Failure to Coordinate Hospice Services and Ensure Continuity of Care
Penalty
Summary
The facility failed to coordinate care and services with hospice for a resident who had been admitted with multiple diagnoses, including severe dementia, malnutrition, and a history of falls. The resident was under palliative care and later enrolled in hospice, but the hospice care plan was incomplete, listing only assistance with feeding and lacking other necessary interventions. Documentation showed that the resident developed a pressure injury, but there was no evidence that hospice was notified of this change in condition, nor was there documentation of hospice involvement in the resident's ongoing care. Multiple assessments by facility staff and wound care practitioners identified and tracked the progression of the resident's pressure injury, including changes in wound stage and size. Despite these findings, hospice staff were not informed, and their own documentation failed to reflect the presence of the wound. Communication between facility staff and hospice was minimal or absent, with nurses reporting unsuccessful attempts to contact hospice and no updates or care coordination occurring. Hospice staff also did not communicate with facility staff or the resident's family, and their assessments did not accurately reflect the resident's condition.
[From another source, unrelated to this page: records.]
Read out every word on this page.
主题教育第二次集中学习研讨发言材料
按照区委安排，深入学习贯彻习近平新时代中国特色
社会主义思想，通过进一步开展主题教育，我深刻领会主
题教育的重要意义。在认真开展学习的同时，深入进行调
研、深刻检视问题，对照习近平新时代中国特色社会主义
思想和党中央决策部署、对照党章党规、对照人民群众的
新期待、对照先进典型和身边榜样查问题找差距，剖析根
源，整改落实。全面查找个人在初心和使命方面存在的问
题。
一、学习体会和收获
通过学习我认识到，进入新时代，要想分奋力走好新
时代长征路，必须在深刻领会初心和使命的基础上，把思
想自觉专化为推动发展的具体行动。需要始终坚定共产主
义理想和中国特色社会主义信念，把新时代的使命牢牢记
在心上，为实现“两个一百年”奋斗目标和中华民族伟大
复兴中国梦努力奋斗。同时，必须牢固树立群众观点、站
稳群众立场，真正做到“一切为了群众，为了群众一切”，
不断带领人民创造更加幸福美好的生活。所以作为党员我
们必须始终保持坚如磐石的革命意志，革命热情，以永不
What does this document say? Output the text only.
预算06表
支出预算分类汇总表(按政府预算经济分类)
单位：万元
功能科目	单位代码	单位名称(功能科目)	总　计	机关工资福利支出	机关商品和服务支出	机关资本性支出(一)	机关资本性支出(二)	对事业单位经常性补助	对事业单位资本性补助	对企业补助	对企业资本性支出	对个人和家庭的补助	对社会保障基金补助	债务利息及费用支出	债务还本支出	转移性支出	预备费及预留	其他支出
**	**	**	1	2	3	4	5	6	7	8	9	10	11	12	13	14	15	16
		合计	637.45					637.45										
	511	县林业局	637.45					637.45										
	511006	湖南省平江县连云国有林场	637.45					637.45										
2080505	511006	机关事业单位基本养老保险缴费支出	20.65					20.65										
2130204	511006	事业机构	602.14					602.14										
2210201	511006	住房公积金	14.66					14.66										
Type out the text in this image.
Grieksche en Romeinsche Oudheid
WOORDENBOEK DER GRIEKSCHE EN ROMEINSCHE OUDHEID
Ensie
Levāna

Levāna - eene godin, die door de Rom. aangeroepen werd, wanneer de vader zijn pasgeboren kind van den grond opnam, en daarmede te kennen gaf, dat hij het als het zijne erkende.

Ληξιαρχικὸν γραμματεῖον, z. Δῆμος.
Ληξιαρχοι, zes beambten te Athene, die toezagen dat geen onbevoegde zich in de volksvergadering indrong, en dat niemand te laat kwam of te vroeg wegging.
Interviews with facility staff, hospice staff, and the resident's family confirmed a lack of communication and coordination. There was no communication binder or process in place for sharing updates, and hospice staff did not follow established protocols for documenting visits or care provided. The facility's policy and the hospice contract both required collaboration and communication, but these were not followed, resulting in a lack of continuity of care for the resident.